Section 301.7701-2(d)(1) provides that an organization has the corporate characteristic of limited liability if under local law there is no member who is personally liable for the debts of, or claims against, the organization. Personal liability means that a creditor of an organization may seek personal satisfaction from a member of the organization to the extent that the assets of the organization are insufficient to satisfy the creditor's claim.

Under the Act, the members and managers of an LLC are not liable for debts, obligations, or liabilities of the LLC, whether arising in contract, tort, or otherwise, or for the acts or omissions of any other member, manager, agent, or employee of the LLC. Consequently, M possesses the corporate characteristic of limited liability.

Furthermore, if M were an LLC providing professional services, the members would not be liable for the debts of, or claims against, M. Under section 19(b) of the Act, each member would only have personal liability in connection with the performance of professional services on behalf of M by that member or by any person under that member's direct supervision and control. Therefore, in that situation, M would also possess the corporate characteristic of limited liability.

Section 301.7701-2(e)(1) provides that an organization has the corporate characteristic of free transferability of interests if each of its members or those members owning substantially all of the interests in the organization have the power, without the consent of other members, to substitute for themselves in the same organization a person who is not a member of the organization. For this power of substitution to exist in the corporate sense, the member must be able, without the consent of other members, to confer upon the member's substitute all the attributes of the member's interest in the organization. The characteristic of free transferability does not exist if each member can, without the consent of the other members, assign only the right to share in the profits but cannot assign the right to participate in the management of the organization.

Under the Act and M's operating agreement, a member of M can assign that member's interest to another person who is not a member of the organization. However, the assignee does not become a member and does not acquire all the attributes of the member's interest in M unless a majority in interest of the remaining members approve the assignment. Therefore, M lacks the corporate characteristic of free transferability of interests.

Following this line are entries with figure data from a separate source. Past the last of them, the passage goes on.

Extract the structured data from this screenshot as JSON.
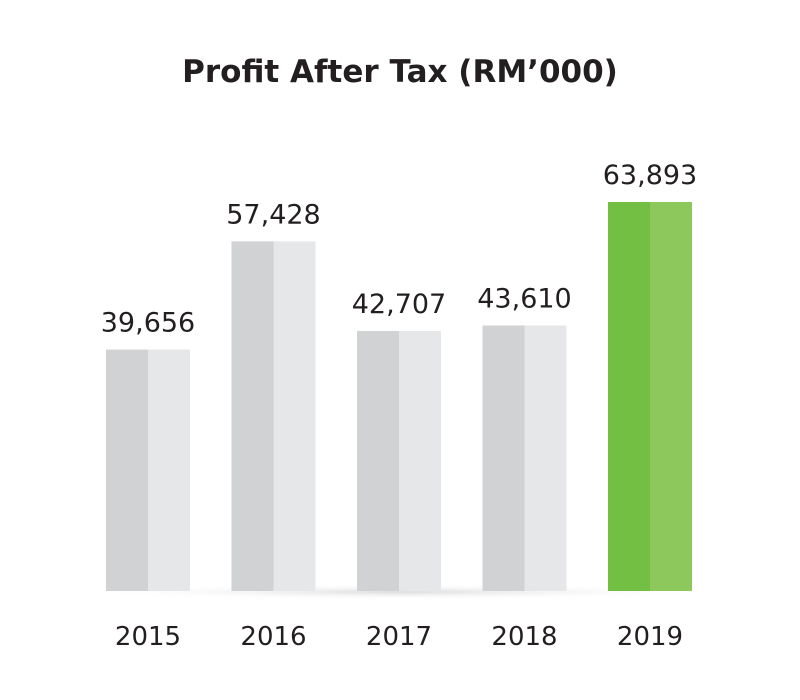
{
  "chart_data": {
    "type": "bar",
    "title": "Profit After Tax (RM’000)",
    "xlabel": "",
    "ylabel": "",
    "categories": [
      "2015",
      "2016",
      "2017",
      "2018",
      "2019"
    ],
    "values": [
      39656,
      57428,
      42707,
      43610,
      63893
    ],
    "value_labels": [
      "39,656",
      "57,428",
      "42,707",
      "43,610",
      "63,893"
    ],
    "ylim": [
      0,
      80000
    ],
    "grid": false,
    "legend": "none",
    "highlight_index": 4
  },
  "colors": {
    "bar_dark": "#d1d2d4",
    "bar_light": "#e6e7e8",
    "highlight_dark": "#72bf44",
    "highlight_light": "#8dc85d",
    "text": "#231f20",
    "baseline_shadow": "#e8e8e8"
  }
}
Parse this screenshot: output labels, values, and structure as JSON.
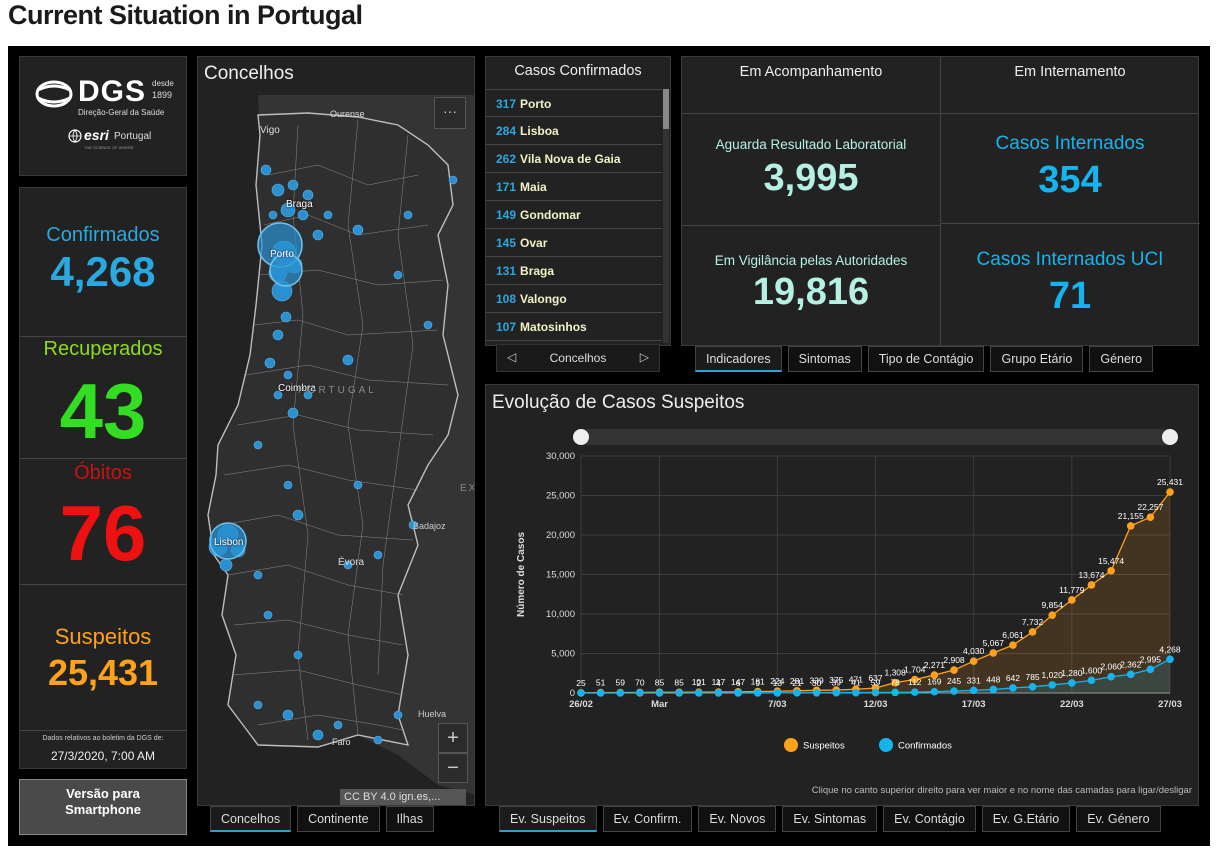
{
  "page": {
    "title": "Current Situation in Portugal"
  },
  "logo": {
    "dgs": "DGS",
    "desde": "desde",
    "year": "1899",
    "subtitle": "Direção-Geral da Saúde",
    "esri": "esri",
    "esri_region": "Portugal",
    "esri_tagline": "THE SCIENCE OF WHERE"
  },
  "left": {
    "confirmados_label": "Confirmados",
    "confirmados_value": "4,268",
    "recuperados_label": "Recuperados",
    "recuperados_value": "43",
    "obitos_label": "Óbitos",
    "obitos_value": "76",
    "suspeitos_label": "Suspeitos",
    "suspeitos_value": "25,431",
    "note": "Dados relativos ao boletim da DGS de:",
    "date": "27/3/2020, 7:00 AM",
    "smartphone_label": "Versão para Smartphone"
  },
  "colors": {
    "blue": "#2aa8e0",
    "green": "#33dd22",
    "red": "#ee1111",
    "orange": "#ffa21a",
    "teal": "#b6f0e4"
  },
  "map": {
    "title": "Concelhos",
    "more_icon": "ellipsis-icon",
    "labels": {
      "ourense": "Ourense",
      "vigo": "Vigo",
      "braga": "Braga",
      "porto": "Porto",
      "coimbra": "Coimbra",
      "portugal": "PORTUGAL",
      "ex": "EX",
      "badajoz": "Badajoz",
      "evora": "Évora",
      "lisbon": "Lisbon",
      "huelva": "Huelva",
      "faro": "Faro"
    },
    "attribution": "CC BY 4.0 ign.es,...",
    "zoom_in": "+",
    "zoom_out": "−",
    "tabs": [
      "Concelhos",
      "Continente",
      "Ilhas"
    ]
  },
  "casos": {
    "title": "Casos Confirmados",
    "items": [
      {
        "count": "317",
        "name": "Porto"
      },
      {
        "count": "284",
        "name": "Lisboa"
      },
      {
        "count": "262",
        "name": "Vila Nova de Gaia"
      },
      {
        "count": "171",
        "name": "Maia"
      },
      {
        "count": "149",
        "name": "Gondomar"
      },
      {
        "count": "145",
        "name": "Ovar"
      },
      {
        "count": "131",
        "name": "Braga"
      },
      {
        "count": "108",
        "name": "Valongo"
      },
      {
        "count": "107",
        "name": "Matosinhos"
      }
    ],
    "nav_label": "Concelhos",
    "prev": "◁",
    "next": "▷"
  },
  "indicadores": {
    "acompanhamento_title": "Em Acompanhamento",
    "internamento_title": "Em Internamento",
    "aguarda_label": "Aguarda Resultado Laboratorial",
    "aguarda_value": "3,995",
    "vigilancia_label": "Em Vigilância pelas Autoridades",
    "vigilancia_value": "19,816",
    "internados_label": "Casos Internados",
    "internados_value": "354",
    "uci_label": "Casos Internados UCI",
    "uci_value": "71",
    "tabs": [
      "Indicadores",
      "Sintomas",
      "Tipo de Contágio",
      "Grupo Etário",
      "Género"
    ]
  },
  "chart_data": {
    "type": "line",
    "title": "Evolução de Casos Suspeitos",
    "ylabel": "Número de Casos",
    "ylim": [
      0,
      30000
    ],
    "yticks": [
      0,
      5000,
      10000,
      15000,
      20000,
      25000,
      30000
    ],
    "ytick_labels": [
      "0",
      "5,000",
      "10,000",
      "15,000",
      "20,000",
      "25,000",
      "30,000"
    ],
    "x": [
      "26/02",
      "27/02",
      "28/02",
      "29/02",
      "01/03",
      "02/03",
      "03/03",
      "04/03",
      "05/03",
      "06/03",
      "07/03",
      "08/03",
      "09/03",
      "10/03",
      "11/03",
      "12/03",
      "13/03",
      "14/03",
      "15/03",
      "16/03",
      "17/03",
      "18/03",
      "19/03",
      "20/03",
      "21/03",
      "22/03",
      "23/03",
      "24/03",
      "25/03",
      "26/03",
      "27/03"
    ],
    "xtick_labels": [
      {
        "i": 0,
        "label": "26/02"
      },
      {
        "i": 4,
        "label": "Mar"
      },
      {
        "i": 10,
        "label": "7/03"
      },
      {
        "i": 15,
        "label": "12/03"
      },
      {
        "i": 20,
        "label": "17/03"
      },
      {
        "i": 25,
        "label": "22/03"
      },
      {
        "i": 30,
        "label": "27/03"
      }
    ],
    "series": [
      {
        "name": "Suspeitos",
        "color": "#ffa21a",
        "values": [
          25,
          51,
          59,
          70,
          85,
          85,
          101,
          117,
          147,
          181,
          224,
          281,
          339,
          375,
          471,
          637,
          1308,
          1704,
          2271,
          2908,
          4030,
          5067,
          6061,
          7732,
          9854,
          11779,
          13674,
          15474,
          21155,
          22257,
          25431
        ],
        "labels": [
          "25",
          "51",
          "59",
          "70",
          "85",
          "85",
          "101",
          "117",
          "147",
          "181",
          "224",
          "281",
          "339",
          "375",
          "471",
          "637",
          "1,308",
          "1,704",
          "2,271",
          "2,908",
          "4,030",
          "5,067",
          "6,061",
          "7,732",
          "9,854",
          "11,779",
          "13,674",
          "15,474",
          "21,155",
          "22,257",
          "25,431"
        ]
      },
      {
        "name": "Confirmados",
        "color": "#16b4ee",
        "values": [
          0,
          0,
          0,
          0,
          0,
          0,
          2,
          4,
          6,
          9,
          13,
          21,
          30,
          39,
          41,
          59,
          78,
          112,
          169,
          245,
          331,
          448,
          642,
          785,
          1020,
          1280,
          1600,
          2060,
          2362,
          2995,
          4268
        ],
        "labels": [
          "",
          "",
          "",
          "",
          "",
          "",
          "2",
          "4",
          "6",
          "9",
          "13",
          "21",
          "30",
          "39",
          "41",
          "59",
          "78",
          "112",
          "169",
          "245",
          "331",
          "448",
          "642",
          "785",
          "1,020",
          "1,280",
          "1,600",
          "2,060",
          "2,362",
          "2,995",
          "4,268"
        ]
      }
    ],
    "legend": [
      "Suspeitos",
      "Confirmados"
    ],
    "footer": "Clique no canto superior direito para ver maior e no nome das camadas para ligar/desligar",
    "tabs": [
      "Ev. Suspeitos",
      "Ev. Confirm.",
      "Ev. Novos",
      "Ev. Sintomas",
      "Ev. Contágio",
      "Ev. G.Etário",
      "Ev. Género"
    ]
  }
}
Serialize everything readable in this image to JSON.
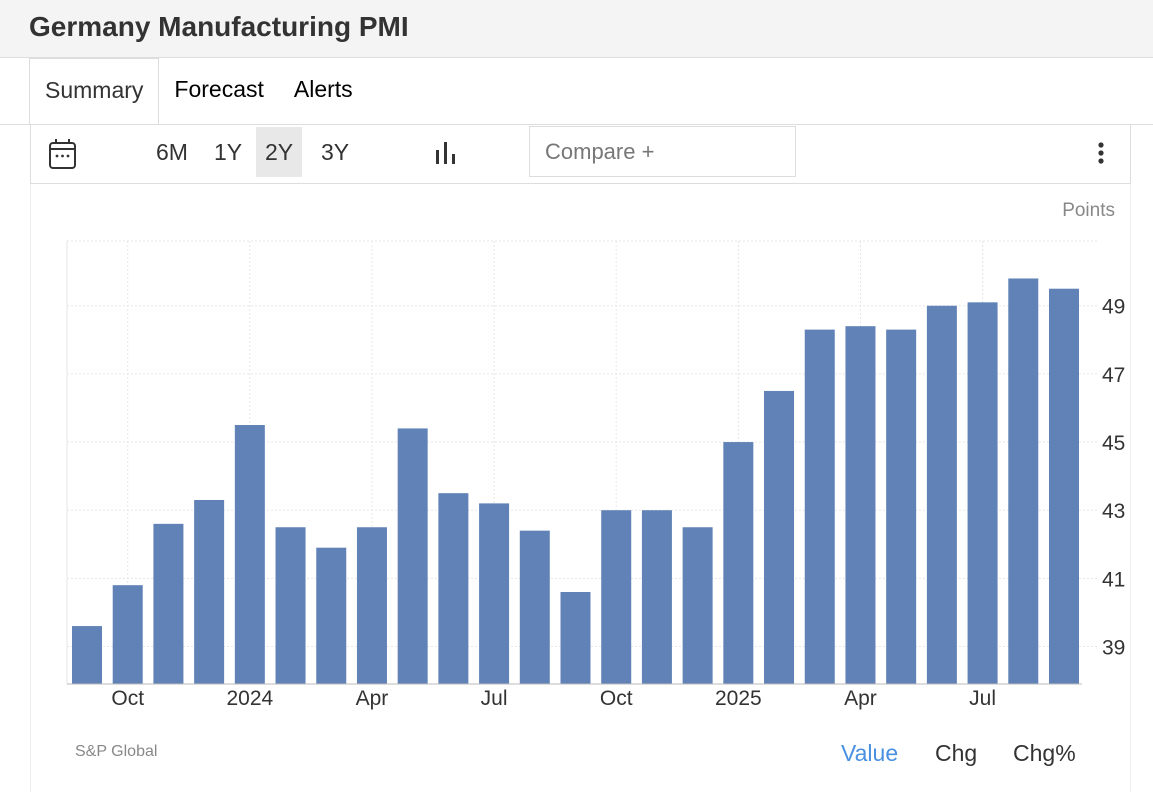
{
  "header": {
    "title": "Germany Manufacturing PMI"
  },
  "tabs": [
    "Summary",
    "Forecast",
    "Alerts"
  ],
  "toolbar": {
    "ranges": [
      "6M",
      "1Y",
      "2Y",
      "3Y"
    ],
    "selected_range": "2Y",
    "compare_placeholder": "Compare +"
  },
  "footer": {
    "source": "S&P Global",
    "modes": [
      "Value",
      "Chg",
      "Chg%"
    ],
    "active_mode": "Value",
    "accent": "#4a90e2"
  },
  "chart_data": {
    "type": "bar",
    "unit_label": "Points",
    "bar_color": "#6082b6",
    "categories": [
      "Sep 2023",
      "Oct 2023",
      "Nov 2023",
      "Dec 2023",
      "Jan 2024",
      "Feb 2024",
      "Mar 2024",
      "Apr 2024",
      "May 2024",
      "Jun 2024",
      "Jul 2024",
      "Aug 2024",
      "Sep 2024",
      "Oct 2024",
      "Nov 2024",
      "Dec 2024",
      "Jan 2025",
      "Feb 2025",
      "Mar 2025",
      "Apr 2025",
      "May 2025",
      "Jun 2025",
      "Jul 2025",
      "Aug 2025",
      "Sep 2025"
    ],
    "values": [
      39.6,
      40.8,
      42.6,
      43.3,
      45.5,
      42.5,
      41.9,
      42.5,
      45.4,
      43.5,
      43.2,
      42.4,
      40.6,
      43.0,
      43.0,
      42.5,
      45.0,
      46.5,
      48.3,
      48.4,
      48.3,
      49.0,
      49.1,
      49.8,
      49.5
    ],
    "x_ticks": [
      {
        "label": "Oct",
        "index": 1
      },
      {
        "label": "2024",
        "index": 4
      },
      {
        "label": "Apr",
        "index": 7
      },
      {
        "label": "Jul",
        "index": 10
      },
      {
        "label": "Oct",
        "index": 13
      },
      {
        "label": "2025",
        "index": 16
      },
      {
        "label": "Apr",
        "index": 19
      },
      {
        "label": "Jul",
        "index": 22
      }
    ],
    "y_ticks": [
      39,
      41,
      43,
      45,
      47,
      49
    ],
    "ylim": [
      37.9,
      50.9
    ],
    "y_axis_position": "right",
    "grid": true
  }
}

M has associates and an objective to carry on business and divide the gains therefrom. In addition, M possesses the corporate characteristics of centralized management and limited liability. M does not, however, possess the corporate characteristics of continuity of life and free transferability of interests.

HOLDING

Because of the flexibility accorded by the Connecticut Limited Liability Company Act, a Connecticut LLC may be classified as a partnership or as an association taxable as a corporation depending upon the provisions adopted in the LLC's articles of organization or operating agreement. See, e.g., Rev. Rul. 93-38, 1993-1 C.B. 233 (concerning Delaware LLCs). M, the Connecticut LLC considered in this ruling, is classified as a partnership for federal tax purposes because it has associates and an objective to carry on business and divide the gains therefrom but lacks a preponderance of the four remaining corporate characteristics.

DRAFTING INFORMATION

The principal author of this revenue ruling is David McDonnell of the Office of Assistant Chief Counsel (Passthroughs and Special Industries). For further information regarding this revenue ruling contact Mr. McDonnell on (202) 622- 3050 (not a toll-free call).


Rev. Rul. 94-79, 1994-2 C.B. 409, 1994-51 I.R.B. 7.